Media hora es mucho tiempo. Seguro que todos pueden pensar en estos momentos alguna actividad que realizan en treinta minutos y que les llena de satisfacción: secar la melena a su hija y hacerla un peinado con el que se sienta una princesa; disfrutar de un café hojeando la prensa del día; leer un cuento al enano mientras éste se queda dormido; preparar las palomitas, el refresco y la manta para disfrutar de una película en tu sofá…
Por supuesto que también en treinta minutos se pueden llevar a cabo actividades no tan placenteras, pero no voy a perder ningún segundo en pensar en ello. ¡Ya perdí 1.800 segundos esta mañana!
A las once y media fui al banco, mejor dicho a una caja, para pagar el recibo de una actividad deportiva. Desde la calle se veía gente dentro y al entrar comprobé que delante de mí había seis personas. Bueno, toca esperar, pensé. Sin embargo, nunca imaginé que fuera media hora. Mientras escribo estas líneas recapacito, y me doy cuenta que realmente la relación entre cliente y tiempo invertido en él no ha sido tanto, alrededor de cinco minutos. Sin embargo, mientras estaba de pie en la fila mi sensación fue otra. Quizás la imagen de mal trato al cliente por parte del empleado de la caja fueran las llamadas de teléfono.
¿Por qué se da prioridad a un cliente que llama por teléfono frente a toda una cola formada por doce personas? Si analizamos la situación, el que llama por teléfono y es atendido inmediatamente ¡se ha colado! Considero que el cajero en situaciones como la descrita, una docena de hombres y mujeres esperando su turno y con una media de treinta minutos de espera, puede tener más tacto y educación con los que tiene delante, y decir al que llama por teléfono: “Lo siento, en estos momentos no le puedo atender.

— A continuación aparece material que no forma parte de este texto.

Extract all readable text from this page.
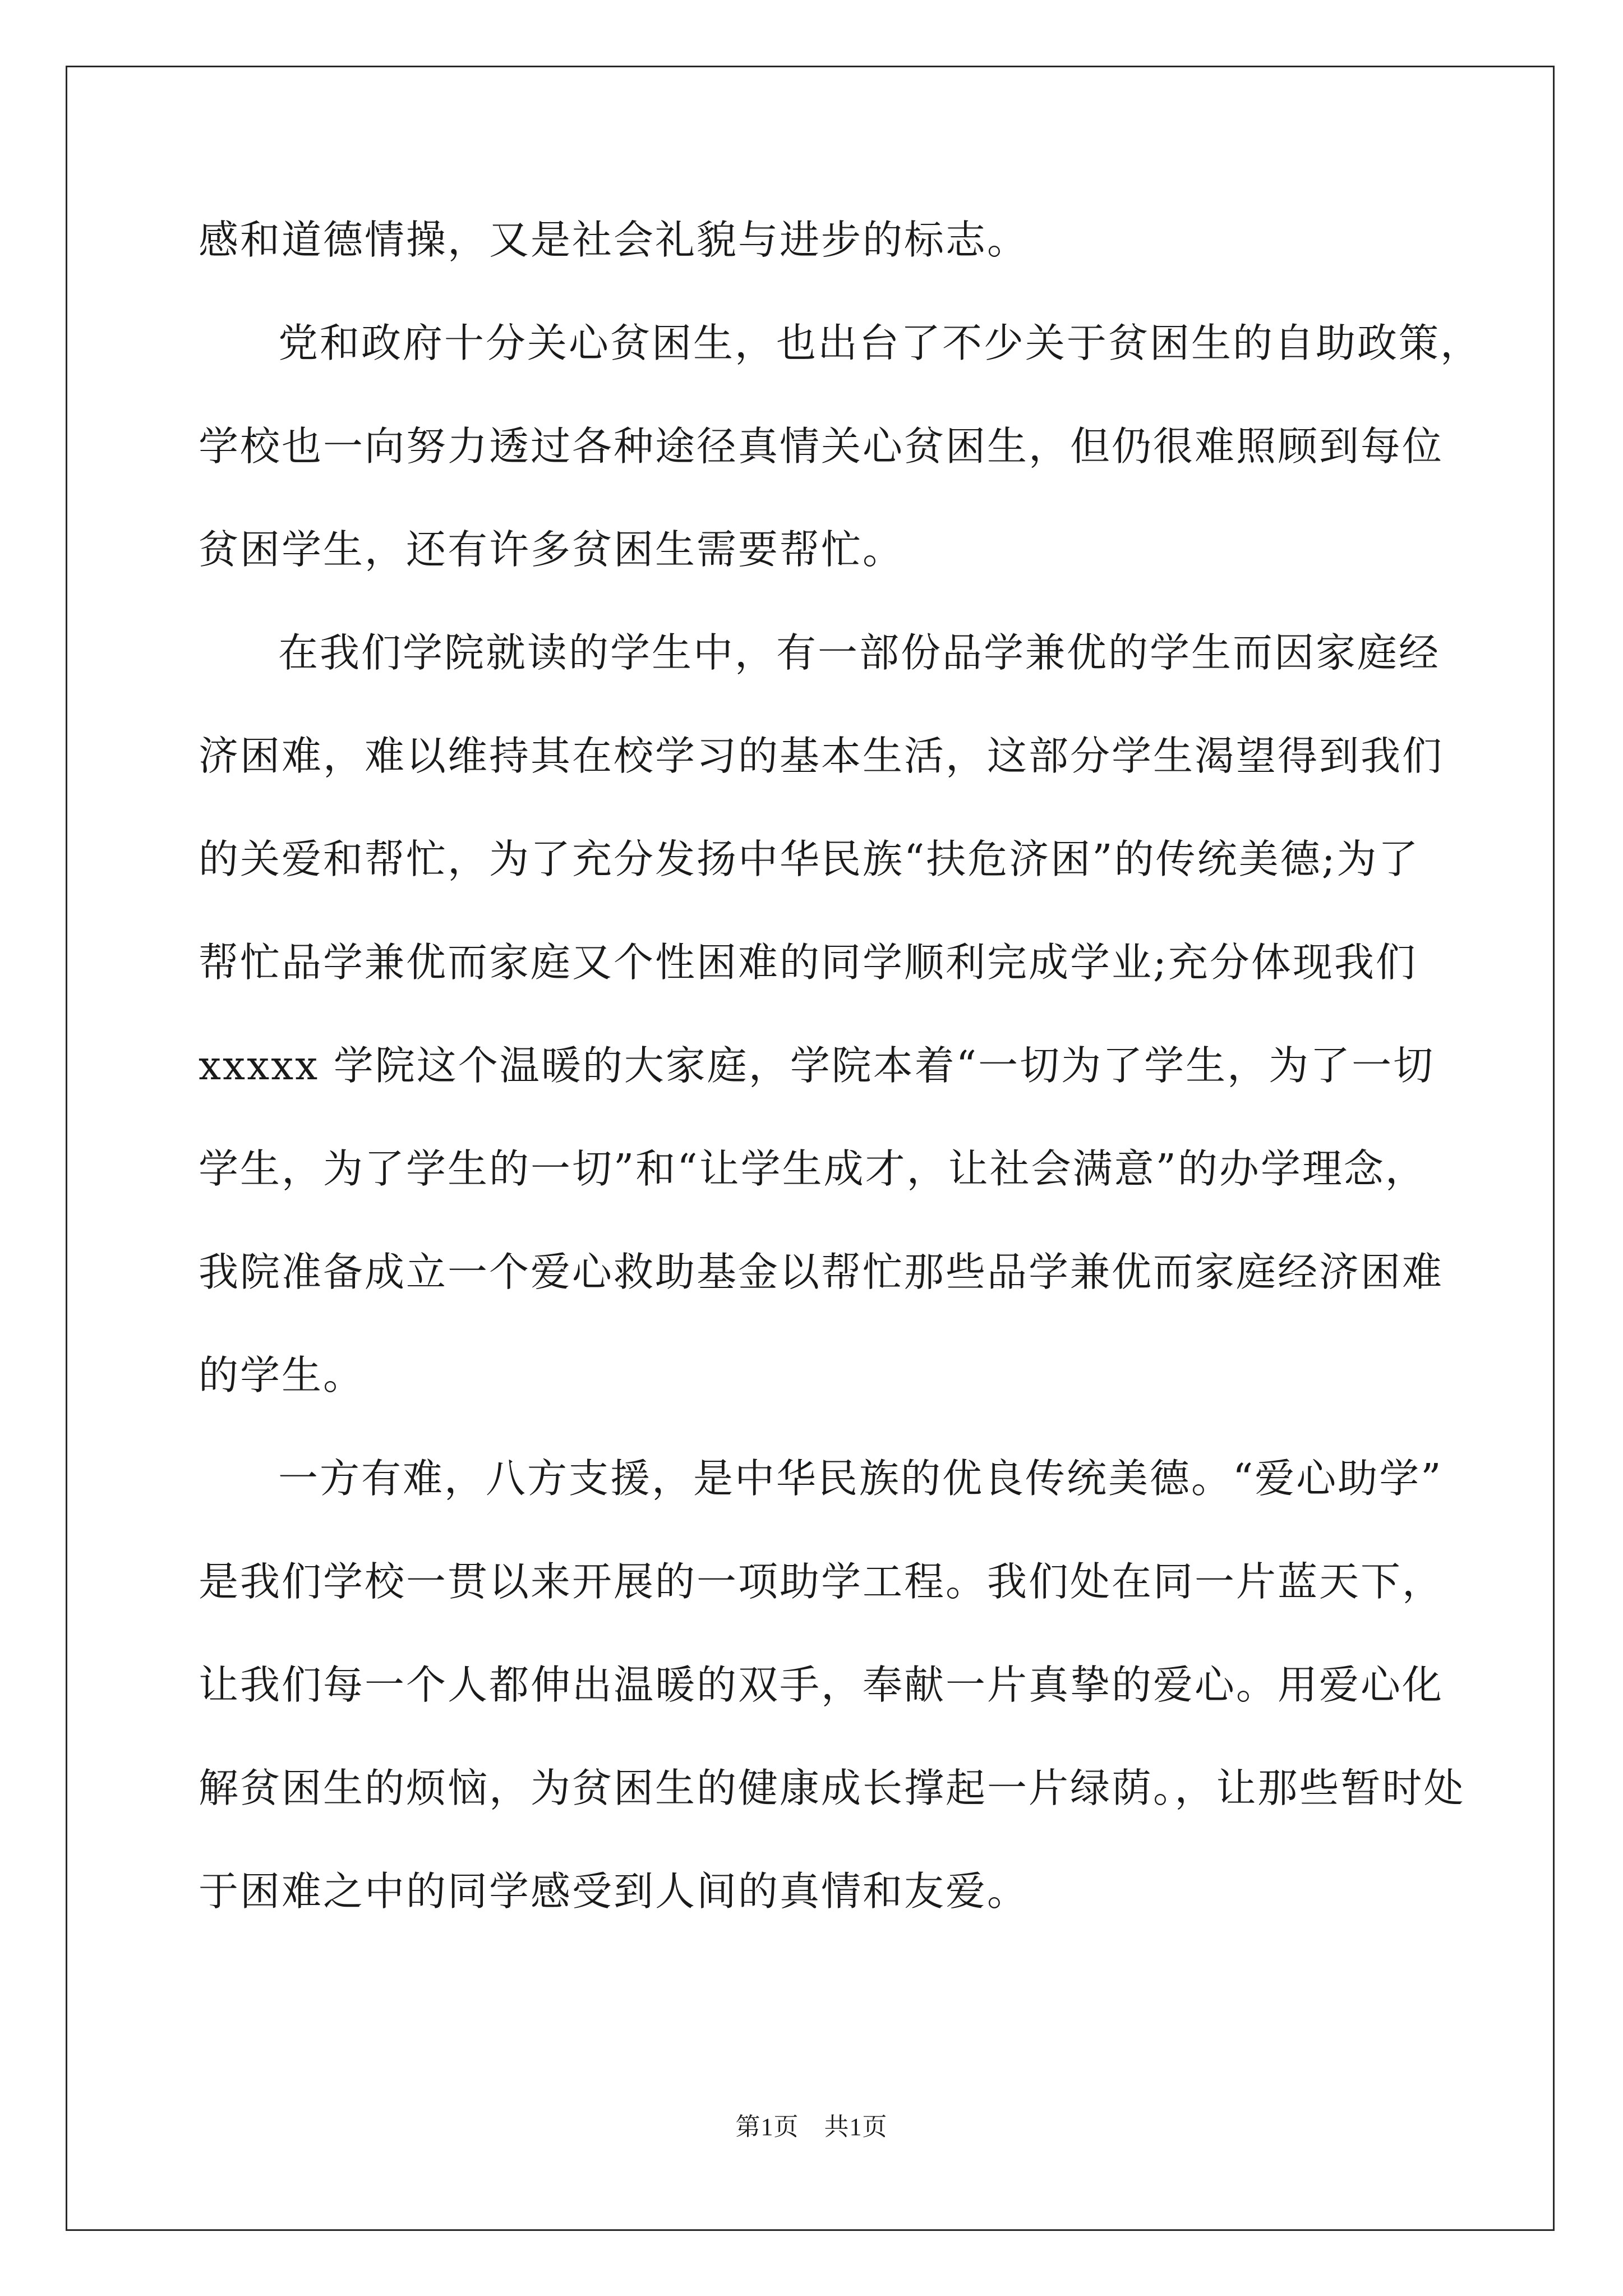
感和道德情操，又是社会礼貌与进步的标志。
党和政府十分关心贫困生，也出台了不少关于贫困生的自助政策，
学校也一向努力透过各种途径真情关心贫困生，但仍很难照顾到每位
贫困学生，还有许多贫困生需要帮忙。
在我们学院就读的学生中，有一部份品学兼优的学生而因家庭经
济困难，难以维持其在校学习的基本生活，这部分学生渴望得到我们
的关爱和帮忙，为了充分发扬中华民族“扶危济困”的传统美德;为了
帮忙品学兼优而家庭又个性困难的同学顺利完成学业;充分体现我们
xxxxx 学院这个温暖的大家庭，学院本着“一切为了学生，为了一切
学生，为了学生的一切”和“让学生成才，让社会满意”的办学理念，
我院准备成立一个爱心救助基金以帮忙那些品学兼优而家庭经济困难
的学生。
一方有难，八方支援，是中华民族的优良传统美德。“爱心助学”
是我们学校一贯以来开展的一项助学工程。我们处在同一片蓝天下，
让我们每一个人都伸出温暖的双手，奉献一片真挚的爱心。用爱心化
解贫困生的烦恼，为贫困生的健康成长撑起一片绿荫。，让那些暂时处
于困难之中的同学感受到人间的真情和友爱。
第1页　共1页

Vuelva a llamar en diez minutos, por favor”. Seguramente, la persona que está al otro lado del hilo telefónico, puede realizar otra actividad mientras espera a realizar la segunda llamada. Por el contrario, los que están físicamente para ser atendidos solo pueden hacer una cosa, esperar de pie.
En fin, no hay mal que por bien no venga. Esos treinta minutos desesperantes que he experimentado esta mañana me han servido para escribir esta entrada.